Toyota declined to comment on Lee's Camry specifically, because the car is evidence in pending lawsuits. But in a statement, Toyota said it is confident that its electronic throttle control system is not a cause of sudden acceleration.

So far, the government has received about 3,000 complaints about sudden acceleration, and estimates the problem could be involved in the deaths of 93 people over the last decade.

The big question in these and other cases is which accidents were caused by the drivers, and which were caused by the cars themselves?

In July, Toyota acknowledged for the first time that an internal review found sudden acceleration complaints to be valid.

Now, a number of federal agencies and congressional committees are investigating sudden acceleration, Toyota's recalls and the government's own response. The National Highway Traffic Safety Administration has also enlisted the help of the National Academy of Sciences and NASA.

NHTSA recently released findings from a study of data from the black boxes of 58 vehicles where sudden acceleration was reported. The agency concluded that in 35 of the 58 cases it examined, the black boxes showed no brakes were applied.

In about half of those 35 cases, the accelerator pedal was pressed right before the crash, suggesting that drivers may have stepped on the gas instead of the brakes. Fourteen cases showed partial braking. One case showed pedal entrapment, and another showed that both the brake and the pedal were depressed. Other cases were inconclusive.

But Clarence Ditlow has doubts about the credibility of both the agency's tests and the reliability of the crash data itself.

"We have cases where the black box says the vehicle hit a tree at 177 miles an hour, when the vehicle's top speed is no more than 120 miles an hour, so obviously the black box is wrong," he said.

NHTSA officials say they are confident the crash data used in the study is reliable. In a statement, the agency said that in each of the 58 cases it reviewed, the black boxes were found to be accurate.

So, why is it so hard to find agreement on a cause for sudden acceleration, even when crash data is available?

Some auto experts say it's because electronics don't leave the kind of evidence that mechanical problems can -- electronics have removed the mechanical link between a car's accelerator and motor.

Today's cars depend on multiple lines of software code, signals, sensors and other things to communicate a driver's actions and control the car.

Rajesh Rajamani, a mechanical engineering professor at the University of Minnesota, says all that code can make it difficult to diagnose, recreate and repair electronic malfunctions.

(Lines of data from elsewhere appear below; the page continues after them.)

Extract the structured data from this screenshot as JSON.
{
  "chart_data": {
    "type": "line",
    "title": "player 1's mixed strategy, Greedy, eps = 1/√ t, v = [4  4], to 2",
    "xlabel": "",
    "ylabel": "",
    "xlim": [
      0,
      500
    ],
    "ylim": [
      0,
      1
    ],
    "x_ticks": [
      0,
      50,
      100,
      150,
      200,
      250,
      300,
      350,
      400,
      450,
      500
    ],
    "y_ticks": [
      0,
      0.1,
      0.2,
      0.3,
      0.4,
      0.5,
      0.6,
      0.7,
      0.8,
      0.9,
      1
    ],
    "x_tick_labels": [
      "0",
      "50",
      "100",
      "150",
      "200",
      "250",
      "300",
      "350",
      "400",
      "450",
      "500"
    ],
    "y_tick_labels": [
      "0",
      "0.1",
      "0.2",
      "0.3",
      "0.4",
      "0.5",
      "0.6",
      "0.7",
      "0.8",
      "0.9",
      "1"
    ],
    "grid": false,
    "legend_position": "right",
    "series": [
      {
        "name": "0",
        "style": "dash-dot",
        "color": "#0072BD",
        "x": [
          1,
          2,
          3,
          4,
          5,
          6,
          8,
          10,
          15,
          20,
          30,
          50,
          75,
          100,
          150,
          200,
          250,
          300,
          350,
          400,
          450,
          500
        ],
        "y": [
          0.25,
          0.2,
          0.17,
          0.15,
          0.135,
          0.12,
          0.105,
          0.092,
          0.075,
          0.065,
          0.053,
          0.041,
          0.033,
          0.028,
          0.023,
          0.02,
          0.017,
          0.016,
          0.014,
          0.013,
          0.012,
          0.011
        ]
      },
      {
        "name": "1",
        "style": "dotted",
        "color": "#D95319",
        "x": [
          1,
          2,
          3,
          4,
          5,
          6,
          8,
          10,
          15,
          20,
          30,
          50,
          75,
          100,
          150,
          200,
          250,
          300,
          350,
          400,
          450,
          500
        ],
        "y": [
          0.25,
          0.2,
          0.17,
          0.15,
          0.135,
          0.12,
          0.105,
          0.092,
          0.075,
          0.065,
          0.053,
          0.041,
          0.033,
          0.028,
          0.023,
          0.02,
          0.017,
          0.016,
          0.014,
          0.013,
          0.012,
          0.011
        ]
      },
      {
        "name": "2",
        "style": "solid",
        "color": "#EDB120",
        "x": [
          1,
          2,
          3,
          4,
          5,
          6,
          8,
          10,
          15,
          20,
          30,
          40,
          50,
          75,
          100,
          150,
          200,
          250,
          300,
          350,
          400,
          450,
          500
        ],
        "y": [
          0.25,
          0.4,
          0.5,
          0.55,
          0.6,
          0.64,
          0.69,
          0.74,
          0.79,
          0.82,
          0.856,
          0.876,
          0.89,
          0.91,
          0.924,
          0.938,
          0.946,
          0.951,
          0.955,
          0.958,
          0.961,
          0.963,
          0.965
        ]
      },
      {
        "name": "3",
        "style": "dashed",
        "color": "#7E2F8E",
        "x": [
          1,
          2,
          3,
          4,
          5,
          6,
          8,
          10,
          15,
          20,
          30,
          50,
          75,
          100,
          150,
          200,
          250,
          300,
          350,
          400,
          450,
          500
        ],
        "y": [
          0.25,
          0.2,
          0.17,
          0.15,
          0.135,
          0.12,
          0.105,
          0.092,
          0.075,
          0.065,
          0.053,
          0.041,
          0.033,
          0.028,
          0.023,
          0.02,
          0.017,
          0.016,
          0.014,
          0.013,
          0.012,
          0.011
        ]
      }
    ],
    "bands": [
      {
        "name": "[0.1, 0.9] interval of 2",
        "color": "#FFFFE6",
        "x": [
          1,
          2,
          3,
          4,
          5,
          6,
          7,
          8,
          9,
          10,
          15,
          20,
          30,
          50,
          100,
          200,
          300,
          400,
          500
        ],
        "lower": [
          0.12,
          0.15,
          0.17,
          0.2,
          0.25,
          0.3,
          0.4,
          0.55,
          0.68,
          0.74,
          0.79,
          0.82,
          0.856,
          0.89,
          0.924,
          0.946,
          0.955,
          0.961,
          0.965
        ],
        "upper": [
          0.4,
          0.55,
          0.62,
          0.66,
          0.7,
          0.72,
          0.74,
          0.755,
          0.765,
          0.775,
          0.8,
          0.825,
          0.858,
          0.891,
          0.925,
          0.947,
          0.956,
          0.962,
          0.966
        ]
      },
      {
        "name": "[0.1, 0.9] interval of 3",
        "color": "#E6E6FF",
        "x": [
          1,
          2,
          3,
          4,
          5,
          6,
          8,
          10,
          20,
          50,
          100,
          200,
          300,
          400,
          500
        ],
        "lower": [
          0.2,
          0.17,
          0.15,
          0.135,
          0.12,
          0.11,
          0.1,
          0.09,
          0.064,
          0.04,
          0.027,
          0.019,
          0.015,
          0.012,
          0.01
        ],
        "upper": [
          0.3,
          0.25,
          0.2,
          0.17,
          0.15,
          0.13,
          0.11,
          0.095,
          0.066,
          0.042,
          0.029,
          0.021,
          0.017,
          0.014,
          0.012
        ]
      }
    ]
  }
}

"As the number of systems on a car increases, the potential for software and electronic hardware failures just increases so much," he said.

Rajamani says more stringent standards for recording vehicle data are needed as electronics systems grow more complex.

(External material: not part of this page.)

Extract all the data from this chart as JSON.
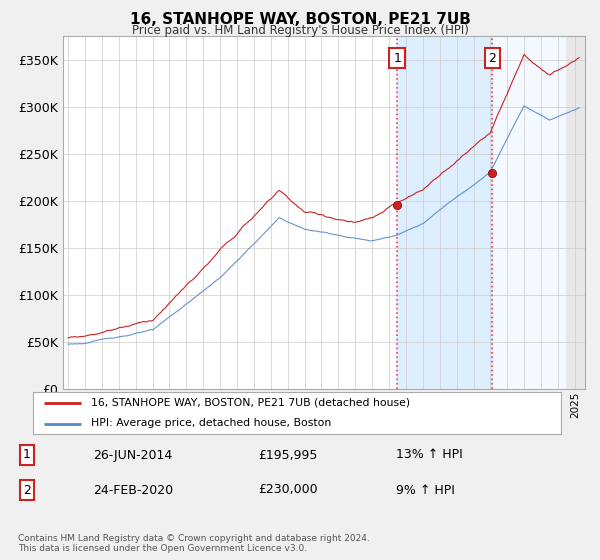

Critics of the National Highway Traffic Safety Administration say the agency's existing safety standards for electronics are dangerously outdated, and the agency is too underfunded to adequately regulate the auto industry.

More regulation over the auto industry may be on the horizon. Congress is weighing a bill, The Motor Vehicle Safety Act of 2010, that would increase NHTSA's funding, and require it to make more data public.

The legislation would also give the safety agency the ability to impose higher fines on automakers, and give it more power to declare vehicle defects "imminent public safety hazards," which could speed investigations into dangerous problems.

In the meantime, Koua Fong Lee is a free man. His attorneys say he's considering filing a lawsuit against Toyota. Family members of Lee's victims have already filed their own suits against Toyota.

The Lee car has been in police custody since the accident, but attorneys are working on an agreement that would govern access to the car as the lawsuits move through the courts.

Soon, experts are expected to pore over the car, looking for anything that could shed light on the crash that took the lives of three members of the same Minnesota family -- and may help unravel the mystery of what caused an untold number of other sudden acceleration cases.